The Kingdom’s stock exchange, the Tadawul, has announced its intention to enable futures and other derivatives trading, but its plans are still thought to be some way from implementation. Earlier this month it announced the setting up of an independent clearing house, essential to pave the way for derivatives trades.
The launch of futures by Nasdaq Dubai comes at a busy time for markets in the Kingdom. The Tadawul’s headline TASI index is among the best performing in the world, having risen 11 percent so far this year.
Index provider MSCI is widely expected to include KSA stocks in its widely tracked emerging markets index from next year, opening the bourse up to significant inflows from foreign investors.
Such investors are also eagerly waiting for a raft of domestic privatizations that could further boost the markets later this year and beyond.
The most eagerly anticipated is the initial public offering (IPO) of a minority stake in oil major Saudi Aramco, which could be the biggest IPO in history. Asked about the listing, Ali said: “We would definitely offer single stock futures in it.”
Nasdaq’s Saudi futures market will commence in the third quarter of the current year, offering contracts on some of the Kingdom’s biggest stocks by market capitalization and liquidity, including some of the Middle East’s largest businesses active in sectors such as petrochemicals, real estate, banking and transport.

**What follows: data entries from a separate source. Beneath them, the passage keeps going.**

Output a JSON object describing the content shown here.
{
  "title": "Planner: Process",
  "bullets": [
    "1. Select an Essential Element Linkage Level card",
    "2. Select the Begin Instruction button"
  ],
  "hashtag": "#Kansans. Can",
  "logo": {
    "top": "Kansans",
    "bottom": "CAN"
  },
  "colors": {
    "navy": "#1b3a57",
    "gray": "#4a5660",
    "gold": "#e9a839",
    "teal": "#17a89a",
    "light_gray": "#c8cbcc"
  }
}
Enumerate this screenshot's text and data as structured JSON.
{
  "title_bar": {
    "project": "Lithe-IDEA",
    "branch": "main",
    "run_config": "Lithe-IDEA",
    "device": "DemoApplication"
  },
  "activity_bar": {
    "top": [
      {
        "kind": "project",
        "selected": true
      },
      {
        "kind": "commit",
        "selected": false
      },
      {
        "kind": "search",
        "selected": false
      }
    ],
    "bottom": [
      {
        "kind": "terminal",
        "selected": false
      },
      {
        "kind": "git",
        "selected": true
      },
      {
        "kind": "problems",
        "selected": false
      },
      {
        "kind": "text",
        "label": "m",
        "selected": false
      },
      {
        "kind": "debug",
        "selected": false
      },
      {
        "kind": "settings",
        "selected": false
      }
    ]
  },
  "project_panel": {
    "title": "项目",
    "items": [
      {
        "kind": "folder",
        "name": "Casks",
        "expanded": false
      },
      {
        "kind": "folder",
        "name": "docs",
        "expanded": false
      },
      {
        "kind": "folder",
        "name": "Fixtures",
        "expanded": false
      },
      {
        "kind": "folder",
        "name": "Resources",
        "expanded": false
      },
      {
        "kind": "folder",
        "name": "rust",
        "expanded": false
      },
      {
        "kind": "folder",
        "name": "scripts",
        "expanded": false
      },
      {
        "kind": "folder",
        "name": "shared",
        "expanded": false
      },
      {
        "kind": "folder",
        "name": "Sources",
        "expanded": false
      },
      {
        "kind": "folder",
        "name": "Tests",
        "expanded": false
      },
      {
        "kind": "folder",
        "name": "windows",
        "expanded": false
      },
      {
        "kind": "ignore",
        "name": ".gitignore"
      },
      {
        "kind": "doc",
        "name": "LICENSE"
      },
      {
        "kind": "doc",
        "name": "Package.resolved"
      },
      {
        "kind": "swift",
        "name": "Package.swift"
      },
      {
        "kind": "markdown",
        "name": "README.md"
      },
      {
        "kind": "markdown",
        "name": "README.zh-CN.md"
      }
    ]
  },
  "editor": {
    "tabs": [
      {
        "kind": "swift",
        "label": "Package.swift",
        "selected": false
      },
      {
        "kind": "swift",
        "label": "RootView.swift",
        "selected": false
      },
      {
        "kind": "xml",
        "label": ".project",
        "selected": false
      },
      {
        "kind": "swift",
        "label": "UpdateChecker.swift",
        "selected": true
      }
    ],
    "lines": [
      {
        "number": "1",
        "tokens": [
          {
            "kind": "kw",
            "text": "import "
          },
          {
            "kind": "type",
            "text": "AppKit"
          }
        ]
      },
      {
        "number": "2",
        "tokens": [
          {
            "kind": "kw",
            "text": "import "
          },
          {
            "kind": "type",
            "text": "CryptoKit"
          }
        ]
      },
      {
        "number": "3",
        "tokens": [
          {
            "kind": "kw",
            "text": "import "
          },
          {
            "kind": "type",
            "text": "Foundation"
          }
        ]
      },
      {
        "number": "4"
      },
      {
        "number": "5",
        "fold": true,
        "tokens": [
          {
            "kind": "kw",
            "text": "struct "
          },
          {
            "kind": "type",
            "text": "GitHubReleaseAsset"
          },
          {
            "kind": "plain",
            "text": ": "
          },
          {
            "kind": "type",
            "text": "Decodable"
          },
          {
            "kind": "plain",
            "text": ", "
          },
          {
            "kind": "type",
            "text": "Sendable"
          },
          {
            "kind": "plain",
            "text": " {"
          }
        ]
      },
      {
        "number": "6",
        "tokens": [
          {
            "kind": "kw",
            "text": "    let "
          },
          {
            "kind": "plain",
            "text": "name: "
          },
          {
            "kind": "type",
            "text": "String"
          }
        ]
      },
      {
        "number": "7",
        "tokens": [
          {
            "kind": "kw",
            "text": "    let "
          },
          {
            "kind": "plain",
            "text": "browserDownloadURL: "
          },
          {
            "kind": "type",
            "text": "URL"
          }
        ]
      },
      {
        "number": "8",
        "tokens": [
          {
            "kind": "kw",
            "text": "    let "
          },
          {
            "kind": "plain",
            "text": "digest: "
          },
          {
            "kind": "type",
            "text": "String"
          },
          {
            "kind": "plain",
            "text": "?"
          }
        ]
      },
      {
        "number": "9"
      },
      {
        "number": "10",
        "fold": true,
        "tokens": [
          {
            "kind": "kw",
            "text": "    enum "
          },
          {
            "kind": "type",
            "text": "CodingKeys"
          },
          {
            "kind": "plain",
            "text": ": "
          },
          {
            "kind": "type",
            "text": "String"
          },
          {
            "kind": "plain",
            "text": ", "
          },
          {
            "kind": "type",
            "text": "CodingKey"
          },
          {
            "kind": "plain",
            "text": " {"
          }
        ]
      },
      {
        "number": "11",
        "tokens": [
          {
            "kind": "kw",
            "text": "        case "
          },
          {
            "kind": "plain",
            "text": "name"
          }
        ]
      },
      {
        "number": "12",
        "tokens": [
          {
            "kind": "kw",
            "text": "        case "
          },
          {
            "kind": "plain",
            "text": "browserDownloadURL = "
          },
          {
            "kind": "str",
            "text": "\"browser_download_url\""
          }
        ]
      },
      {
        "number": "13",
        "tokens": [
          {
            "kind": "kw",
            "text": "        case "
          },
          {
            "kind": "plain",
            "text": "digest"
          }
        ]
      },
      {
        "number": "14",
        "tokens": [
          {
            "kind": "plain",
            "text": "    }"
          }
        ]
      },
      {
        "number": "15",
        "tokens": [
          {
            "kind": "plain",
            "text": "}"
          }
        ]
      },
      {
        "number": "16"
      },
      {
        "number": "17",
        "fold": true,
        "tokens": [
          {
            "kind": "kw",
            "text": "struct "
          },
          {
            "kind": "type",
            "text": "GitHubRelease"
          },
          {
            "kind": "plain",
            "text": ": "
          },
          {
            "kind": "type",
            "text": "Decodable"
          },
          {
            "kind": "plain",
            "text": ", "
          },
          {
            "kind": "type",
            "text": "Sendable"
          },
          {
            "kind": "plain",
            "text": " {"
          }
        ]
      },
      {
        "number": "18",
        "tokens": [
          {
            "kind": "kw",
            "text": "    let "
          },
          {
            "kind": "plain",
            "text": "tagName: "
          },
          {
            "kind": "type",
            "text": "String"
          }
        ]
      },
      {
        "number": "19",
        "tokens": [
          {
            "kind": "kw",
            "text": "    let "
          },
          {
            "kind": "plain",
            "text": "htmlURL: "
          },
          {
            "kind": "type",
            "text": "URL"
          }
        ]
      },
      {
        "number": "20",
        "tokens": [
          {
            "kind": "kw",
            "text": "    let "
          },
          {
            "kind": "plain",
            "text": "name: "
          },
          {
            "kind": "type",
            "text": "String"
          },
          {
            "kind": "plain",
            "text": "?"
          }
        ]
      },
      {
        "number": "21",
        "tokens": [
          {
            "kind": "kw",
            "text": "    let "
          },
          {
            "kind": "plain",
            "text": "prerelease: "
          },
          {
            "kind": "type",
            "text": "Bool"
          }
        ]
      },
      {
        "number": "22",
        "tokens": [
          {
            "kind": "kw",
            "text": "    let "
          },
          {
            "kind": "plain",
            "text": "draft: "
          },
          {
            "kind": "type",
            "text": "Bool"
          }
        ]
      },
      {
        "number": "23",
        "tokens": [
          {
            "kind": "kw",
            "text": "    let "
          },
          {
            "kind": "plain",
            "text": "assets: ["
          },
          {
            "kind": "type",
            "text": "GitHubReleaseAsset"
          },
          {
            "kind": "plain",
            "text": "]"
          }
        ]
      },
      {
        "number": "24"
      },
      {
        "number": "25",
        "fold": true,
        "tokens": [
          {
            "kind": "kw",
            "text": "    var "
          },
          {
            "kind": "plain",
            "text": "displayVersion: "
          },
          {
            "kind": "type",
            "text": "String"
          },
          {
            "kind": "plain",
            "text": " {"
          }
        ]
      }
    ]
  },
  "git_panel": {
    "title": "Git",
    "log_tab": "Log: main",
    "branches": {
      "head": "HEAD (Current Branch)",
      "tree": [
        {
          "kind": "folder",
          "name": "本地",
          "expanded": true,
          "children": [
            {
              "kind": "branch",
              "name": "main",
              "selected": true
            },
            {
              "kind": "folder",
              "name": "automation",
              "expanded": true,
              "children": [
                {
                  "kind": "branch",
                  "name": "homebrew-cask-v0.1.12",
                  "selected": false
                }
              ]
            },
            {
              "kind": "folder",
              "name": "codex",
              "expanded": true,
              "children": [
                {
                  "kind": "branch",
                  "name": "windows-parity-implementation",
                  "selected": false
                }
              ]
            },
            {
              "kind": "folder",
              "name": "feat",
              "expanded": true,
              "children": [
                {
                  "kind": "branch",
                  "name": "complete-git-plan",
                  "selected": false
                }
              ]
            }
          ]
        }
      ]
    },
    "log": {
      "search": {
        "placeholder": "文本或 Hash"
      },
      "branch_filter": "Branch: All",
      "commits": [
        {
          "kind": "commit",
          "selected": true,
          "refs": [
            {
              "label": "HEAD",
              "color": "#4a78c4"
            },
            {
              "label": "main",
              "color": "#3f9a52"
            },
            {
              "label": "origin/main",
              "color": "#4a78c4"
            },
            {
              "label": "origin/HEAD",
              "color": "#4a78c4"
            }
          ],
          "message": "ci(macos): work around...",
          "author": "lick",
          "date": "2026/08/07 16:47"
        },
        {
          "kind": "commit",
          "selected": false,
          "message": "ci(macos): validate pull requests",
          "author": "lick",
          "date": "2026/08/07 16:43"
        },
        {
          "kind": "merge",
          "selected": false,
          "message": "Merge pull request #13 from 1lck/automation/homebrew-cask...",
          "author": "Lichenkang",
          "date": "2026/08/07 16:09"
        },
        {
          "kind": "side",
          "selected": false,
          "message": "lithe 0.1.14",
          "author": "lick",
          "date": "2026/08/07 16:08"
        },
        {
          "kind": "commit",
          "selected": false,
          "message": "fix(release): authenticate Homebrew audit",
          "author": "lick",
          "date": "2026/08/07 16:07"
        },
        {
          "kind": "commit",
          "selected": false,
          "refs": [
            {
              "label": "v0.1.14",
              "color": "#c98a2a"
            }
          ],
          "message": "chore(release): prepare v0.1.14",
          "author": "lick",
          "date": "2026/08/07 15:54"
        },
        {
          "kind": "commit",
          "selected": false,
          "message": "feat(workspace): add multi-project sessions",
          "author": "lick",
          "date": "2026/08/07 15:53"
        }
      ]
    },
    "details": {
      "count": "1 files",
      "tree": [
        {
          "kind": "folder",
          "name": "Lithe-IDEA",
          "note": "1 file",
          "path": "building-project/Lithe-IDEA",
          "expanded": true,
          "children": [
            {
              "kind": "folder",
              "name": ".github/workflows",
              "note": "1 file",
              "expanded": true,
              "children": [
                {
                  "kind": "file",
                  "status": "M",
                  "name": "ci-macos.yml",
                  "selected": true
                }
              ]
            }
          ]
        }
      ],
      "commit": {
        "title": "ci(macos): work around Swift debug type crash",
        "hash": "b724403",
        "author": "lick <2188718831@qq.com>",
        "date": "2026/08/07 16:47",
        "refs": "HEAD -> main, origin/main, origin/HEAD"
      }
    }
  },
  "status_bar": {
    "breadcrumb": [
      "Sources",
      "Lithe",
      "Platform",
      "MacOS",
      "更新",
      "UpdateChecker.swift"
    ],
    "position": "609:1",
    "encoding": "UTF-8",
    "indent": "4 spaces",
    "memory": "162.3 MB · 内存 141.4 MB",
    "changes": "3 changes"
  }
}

The futures contracts will give investors new hedging tools to take long and short positions on the companies, at a time when international investor interest in the Kingdom’s stock market is increasing rapidly, Nasdaq believes.
The Nasdaq futures market currently operates with leading Gulf brokerages as members, and two active market makers on the UAE contracts.
More market participants are preparing to join as Nasdaq Dubai adds the KSA single stock futures and expands its
derivatives platform in phases, to include futures based on stocks and indices of various exchanges in the Middle East and North Africa, as well as options, Nasdaq said. More brokers are expected to join the Nasdaq platform as the trade in Saudi futures takes off, including some from Saudi Arabia.
Nasdaq Dubai launched UAE futures trading in 2016 with single stock futures on seven UAE-listed companies. That number has since increased to 17 and last February the exchange added futures on Dubai Financial Market’s DFMGI share index, as well as the ADSMI index of Abu Dhabi Securities Exchange. Futures on MSCI’s UAE index will be added soon under a license agreement signed with MSCI.
“We are really pleased with the futures market performance. Volumes have been steady, but, of course, they just reflect the underlying performance of the market,” Ali said.
Futures and other derivative products are common instruments in Western and other financial markets, and are regarded as key mechanisms to enhance market
liquidity, but have been slower to gain
acceptance in the Middle East.
The futures move by Nasdaq Dubai is a sign of increasing co-operation between the UAE and Saudi stock exchanges, as well as others in the Gulf Co-operation Council region.
Sarah Al-Suhaimi, chairperson of the Tadawul, said recently that she wanted to make the Tadawul the “dominant” exchange in the region, and that discussions had taken place between exchange policymakers and regulators with a view to enabling common listing rules and dual listings of regional companies.
“Can there be other things we can do
together with Riyadh? Yes, of course, there are lots of things, but we need to agree a framework,” Ali said.
“We will be looking at more products in the future. This is just a starting point,” he added.